AULAS DE GRUPO: Motivação ou Refúgio?

Atualizado: 14 de mai.

As aulas de grupo (AG) são parte integrante da esmagadora maioria dos ginásios e academias, sendo fundamentais na retenção dos seus clientes. Apresentam-se-nos como momentos dinâmicos, divertidos e motivantes, onde estamos ladeados por amigos, colegas ou mesmo completos desconhecidos, todos juntos procurando o mesmo: alcançar o sucesso nas tarefas e desafios propostos pelo professor. São aulas que poderíamos dividir em várias categorias, consoante o propósito de cada uma (body & mind, cardio, força, dance & fun…), fornecendo aos alunos um enorme leque de possibilidades, de forma a dar resposta às necessidades e objetivos de cada um.
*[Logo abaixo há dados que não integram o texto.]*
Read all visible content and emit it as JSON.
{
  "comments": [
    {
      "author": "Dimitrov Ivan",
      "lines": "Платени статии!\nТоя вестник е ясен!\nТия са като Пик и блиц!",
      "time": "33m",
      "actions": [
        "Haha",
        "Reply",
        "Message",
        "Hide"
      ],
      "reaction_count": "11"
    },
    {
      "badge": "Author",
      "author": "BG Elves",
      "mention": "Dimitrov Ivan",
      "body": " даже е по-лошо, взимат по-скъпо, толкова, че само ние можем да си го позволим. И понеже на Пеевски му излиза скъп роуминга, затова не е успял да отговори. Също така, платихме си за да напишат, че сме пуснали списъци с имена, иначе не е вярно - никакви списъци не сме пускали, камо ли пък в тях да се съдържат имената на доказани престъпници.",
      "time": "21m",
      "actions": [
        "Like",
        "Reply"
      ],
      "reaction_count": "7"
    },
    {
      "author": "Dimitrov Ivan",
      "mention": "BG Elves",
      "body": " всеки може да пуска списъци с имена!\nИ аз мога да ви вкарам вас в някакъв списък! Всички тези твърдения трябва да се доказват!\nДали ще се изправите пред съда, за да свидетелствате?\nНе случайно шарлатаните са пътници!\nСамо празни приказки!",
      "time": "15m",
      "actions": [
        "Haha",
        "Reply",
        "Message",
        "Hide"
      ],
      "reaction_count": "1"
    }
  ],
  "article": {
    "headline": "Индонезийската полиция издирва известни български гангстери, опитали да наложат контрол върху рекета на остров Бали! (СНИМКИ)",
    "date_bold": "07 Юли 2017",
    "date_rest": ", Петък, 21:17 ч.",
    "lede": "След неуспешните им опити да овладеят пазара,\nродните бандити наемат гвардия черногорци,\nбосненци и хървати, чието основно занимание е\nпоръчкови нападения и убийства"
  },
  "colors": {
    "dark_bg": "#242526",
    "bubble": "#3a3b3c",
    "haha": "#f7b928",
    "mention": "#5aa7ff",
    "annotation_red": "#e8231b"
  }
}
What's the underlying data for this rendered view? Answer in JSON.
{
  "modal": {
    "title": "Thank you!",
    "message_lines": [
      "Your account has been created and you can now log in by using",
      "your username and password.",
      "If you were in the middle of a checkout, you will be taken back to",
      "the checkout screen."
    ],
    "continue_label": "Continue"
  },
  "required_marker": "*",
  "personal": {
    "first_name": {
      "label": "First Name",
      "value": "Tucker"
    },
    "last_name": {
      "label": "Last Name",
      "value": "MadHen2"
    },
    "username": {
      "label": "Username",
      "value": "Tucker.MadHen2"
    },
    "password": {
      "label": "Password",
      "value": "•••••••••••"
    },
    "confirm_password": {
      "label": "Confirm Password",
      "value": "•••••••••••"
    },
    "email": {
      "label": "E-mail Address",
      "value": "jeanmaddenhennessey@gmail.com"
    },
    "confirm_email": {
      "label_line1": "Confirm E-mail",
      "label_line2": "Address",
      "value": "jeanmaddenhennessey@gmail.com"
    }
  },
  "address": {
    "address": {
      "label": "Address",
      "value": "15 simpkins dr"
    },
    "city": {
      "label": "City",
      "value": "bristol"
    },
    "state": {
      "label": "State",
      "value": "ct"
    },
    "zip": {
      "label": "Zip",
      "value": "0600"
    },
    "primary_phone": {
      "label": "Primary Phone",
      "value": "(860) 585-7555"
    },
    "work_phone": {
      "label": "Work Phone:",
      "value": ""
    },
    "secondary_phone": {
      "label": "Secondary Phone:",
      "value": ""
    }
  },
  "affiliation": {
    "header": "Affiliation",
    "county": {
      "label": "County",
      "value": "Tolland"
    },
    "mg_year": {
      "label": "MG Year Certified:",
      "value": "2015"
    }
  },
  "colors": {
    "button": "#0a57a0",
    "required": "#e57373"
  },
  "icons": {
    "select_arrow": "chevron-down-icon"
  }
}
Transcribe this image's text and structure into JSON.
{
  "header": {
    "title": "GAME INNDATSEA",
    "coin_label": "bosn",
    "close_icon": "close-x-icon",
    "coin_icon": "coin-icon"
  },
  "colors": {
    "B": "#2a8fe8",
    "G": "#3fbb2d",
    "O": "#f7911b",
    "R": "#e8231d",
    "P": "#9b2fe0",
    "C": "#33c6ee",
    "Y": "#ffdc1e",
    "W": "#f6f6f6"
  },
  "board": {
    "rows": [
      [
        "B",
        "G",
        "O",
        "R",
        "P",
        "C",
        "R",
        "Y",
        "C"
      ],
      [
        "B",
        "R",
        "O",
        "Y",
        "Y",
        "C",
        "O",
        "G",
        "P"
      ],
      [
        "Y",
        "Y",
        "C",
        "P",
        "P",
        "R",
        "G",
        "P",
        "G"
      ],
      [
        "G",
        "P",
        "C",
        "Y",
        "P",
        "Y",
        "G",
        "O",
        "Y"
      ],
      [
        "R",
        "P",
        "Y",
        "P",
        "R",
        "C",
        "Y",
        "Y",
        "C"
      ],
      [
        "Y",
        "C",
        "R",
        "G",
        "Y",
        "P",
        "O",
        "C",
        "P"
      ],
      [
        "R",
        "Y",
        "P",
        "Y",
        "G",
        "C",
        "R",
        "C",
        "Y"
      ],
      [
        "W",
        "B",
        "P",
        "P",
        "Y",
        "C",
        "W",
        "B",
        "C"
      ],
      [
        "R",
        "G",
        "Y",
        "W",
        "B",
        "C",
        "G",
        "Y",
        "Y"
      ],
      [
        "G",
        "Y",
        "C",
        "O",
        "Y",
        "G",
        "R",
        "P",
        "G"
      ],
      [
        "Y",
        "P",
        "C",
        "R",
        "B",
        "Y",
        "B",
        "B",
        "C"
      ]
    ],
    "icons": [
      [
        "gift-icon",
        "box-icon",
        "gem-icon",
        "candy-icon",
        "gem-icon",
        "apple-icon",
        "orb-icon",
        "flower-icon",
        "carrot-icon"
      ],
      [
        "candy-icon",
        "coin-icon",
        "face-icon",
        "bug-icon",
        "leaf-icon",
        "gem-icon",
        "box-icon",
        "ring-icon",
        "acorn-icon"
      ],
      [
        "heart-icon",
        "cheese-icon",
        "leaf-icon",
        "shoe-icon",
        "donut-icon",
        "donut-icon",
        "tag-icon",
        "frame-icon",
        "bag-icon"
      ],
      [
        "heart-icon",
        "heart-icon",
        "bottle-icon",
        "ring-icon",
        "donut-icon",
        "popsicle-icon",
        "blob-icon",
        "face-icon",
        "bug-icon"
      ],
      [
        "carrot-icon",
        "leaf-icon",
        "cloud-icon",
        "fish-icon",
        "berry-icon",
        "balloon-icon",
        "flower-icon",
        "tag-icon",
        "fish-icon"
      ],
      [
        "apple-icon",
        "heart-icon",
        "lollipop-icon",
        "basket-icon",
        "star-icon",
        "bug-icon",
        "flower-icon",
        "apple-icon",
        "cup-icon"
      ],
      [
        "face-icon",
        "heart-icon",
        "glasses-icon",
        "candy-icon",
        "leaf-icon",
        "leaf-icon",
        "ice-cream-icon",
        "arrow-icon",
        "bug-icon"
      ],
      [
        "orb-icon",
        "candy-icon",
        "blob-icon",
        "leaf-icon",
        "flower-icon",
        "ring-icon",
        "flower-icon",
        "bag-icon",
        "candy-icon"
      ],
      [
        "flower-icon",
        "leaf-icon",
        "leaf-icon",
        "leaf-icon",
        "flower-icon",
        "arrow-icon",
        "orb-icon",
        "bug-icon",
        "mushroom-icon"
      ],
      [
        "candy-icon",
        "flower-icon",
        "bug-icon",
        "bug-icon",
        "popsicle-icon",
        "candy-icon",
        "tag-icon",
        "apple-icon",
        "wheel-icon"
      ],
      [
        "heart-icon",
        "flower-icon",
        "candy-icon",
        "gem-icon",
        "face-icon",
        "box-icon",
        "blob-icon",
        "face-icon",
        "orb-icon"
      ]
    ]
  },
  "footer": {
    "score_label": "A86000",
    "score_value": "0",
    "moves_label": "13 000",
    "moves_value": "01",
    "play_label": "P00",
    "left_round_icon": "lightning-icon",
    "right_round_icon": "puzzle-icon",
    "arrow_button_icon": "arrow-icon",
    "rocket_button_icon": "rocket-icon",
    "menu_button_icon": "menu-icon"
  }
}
Mas repare-se que boa parte dessas mesmas necessidades e objetivos poderiam ser alcançadas na sala de exercício. Então, surge a questão: “porquê tanto sucesso e importância das AG na cativação e retenção dos clientes.” Os fatores comummente apontados (por alunos e professores) como mais preponderantes para tal, prendem-se com razões do foro social e psicológico, mais concretamente, a necessidade de pertença a um grupo, a interação dentro deste, a motivação de estar a praticar exercício com os pares, a superação dos próprios limites, a competitividade contra os restantes praticantes, a música/ritmo inerentes à aula em questão, a postura dinâmica do(a) professor(a), entre outros fatores que ao leitor certamente irá ocorrer. Partindo deste raciocínio, nas próximas linhas proponho-me a explicar as razões de considerar, tal como afirmo no título do presente texto, que a preferência pelas AG não deverá ser tida como garantia para a retenção dos alunos, na medida em que poderá ser simplesmente uma forma de refúgio para muitos, ou seja, não uma escolha, mas essencialmente uma forma de sobreviver ao que o fitness lhe impõe. Procurarei igualmente expor qual o preço que esse refúgio poderá acarretar para ambos os lados (ginásio e cliente), assim como quais as preocupações que deverão estar presentes na atuação dos instrutores de AG, de forma a tornar a experiência percebida pelo cliente realmente prazerosa.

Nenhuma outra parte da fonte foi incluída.